J’ai déjà évoqué George Mann : là encore, il était certainement logiquement que Holmes intervienne dans son univers pseudo-victorien. Le prétexte est une enquête d’un personnage secondaire du cycle de Newbury & Hobbes, Charles Bainbridge de Scotland Yard, qui se retrouve à faire appel à l’aide des deux résidents de Baker Street. Le ton holmésien est parfaitement là, bien sûr, avec en prime des hommes de métal qui ne sont pas sans faire songer aux cybermen de Doctor Who – Mann ayant aussi écrit un roman dans l’univers de Doctor Who, tout se tient !
 
The Will of the Dead, le Holmes de Mann, est paru en Angleterre chez Titan Books, qui avaient déjà une collection de rééditions de pastiches, « The Further Adventures of Sherlock Holmes ». Ils ont ici abandonné leurs belles couvertures rétro pour des brumes Photoshop fort laides, mais tant pis, le contenu est bien amusant : l’esprit « pulp » fait des merveilles, avec également The Stuff of Nightmares de James Lovegrove, qui ne recule devant aucune explosion ni aucun motif (il y a même un vengeur masqué que l’on croirait surgit des comic books de Mignola), quoiqu’il ait peut-être poussé un peu loin le bouchon en basant toute son intrigue sur un jeu de mots en français… qui ne fonctionne pas, puisque le français de Lovegrove est au mieux du niveau petit nègre.
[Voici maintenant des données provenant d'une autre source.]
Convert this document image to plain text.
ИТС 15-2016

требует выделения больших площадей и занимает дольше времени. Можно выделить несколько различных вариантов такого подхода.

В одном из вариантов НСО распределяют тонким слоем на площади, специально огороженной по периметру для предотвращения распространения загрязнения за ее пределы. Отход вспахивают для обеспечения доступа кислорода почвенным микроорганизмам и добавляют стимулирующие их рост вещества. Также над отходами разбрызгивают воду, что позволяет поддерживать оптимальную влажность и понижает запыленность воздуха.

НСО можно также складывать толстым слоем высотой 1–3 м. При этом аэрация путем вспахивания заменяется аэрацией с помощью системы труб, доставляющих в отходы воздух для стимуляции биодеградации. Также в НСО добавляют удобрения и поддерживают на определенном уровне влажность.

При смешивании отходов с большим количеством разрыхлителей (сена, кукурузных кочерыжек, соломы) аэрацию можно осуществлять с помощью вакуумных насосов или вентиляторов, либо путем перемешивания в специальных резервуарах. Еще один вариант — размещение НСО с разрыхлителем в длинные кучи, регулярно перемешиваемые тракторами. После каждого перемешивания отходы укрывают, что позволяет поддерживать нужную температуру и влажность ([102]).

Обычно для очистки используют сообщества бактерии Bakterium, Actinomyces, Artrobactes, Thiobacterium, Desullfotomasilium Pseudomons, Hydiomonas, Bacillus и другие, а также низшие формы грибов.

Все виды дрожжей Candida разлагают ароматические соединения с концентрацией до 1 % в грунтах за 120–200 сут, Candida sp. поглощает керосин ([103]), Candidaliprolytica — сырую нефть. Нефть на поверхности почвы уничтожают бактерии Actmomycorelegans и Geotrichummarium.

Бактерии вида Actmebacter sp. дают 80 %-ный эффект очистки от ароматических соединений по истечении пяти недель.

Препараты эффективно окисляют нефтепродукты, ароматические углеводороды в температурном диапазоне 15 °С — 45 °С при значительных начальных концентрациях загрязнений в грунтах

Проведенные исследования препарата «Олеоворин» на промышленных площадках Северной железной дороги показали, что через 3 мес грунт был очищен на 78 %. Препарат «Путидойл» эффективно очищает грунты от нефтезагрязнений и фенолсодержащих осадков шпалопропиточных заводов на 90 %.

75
L’auteur n’a pas jugé bon de consulter un lecteur francophone, non : c’est aussi cela, l’esprit pulp, et il renoue ainsi avec les bons vieux Seabury Quinn, par exemple ! Enfin, un certain Guy Adams fait se croiser Holmes avec les « détectives de l’étrange » John Silence et Thomas Carnacki, dans The Breath of God, et avec… mais le titre dit tout : The Army of Dr Moreau.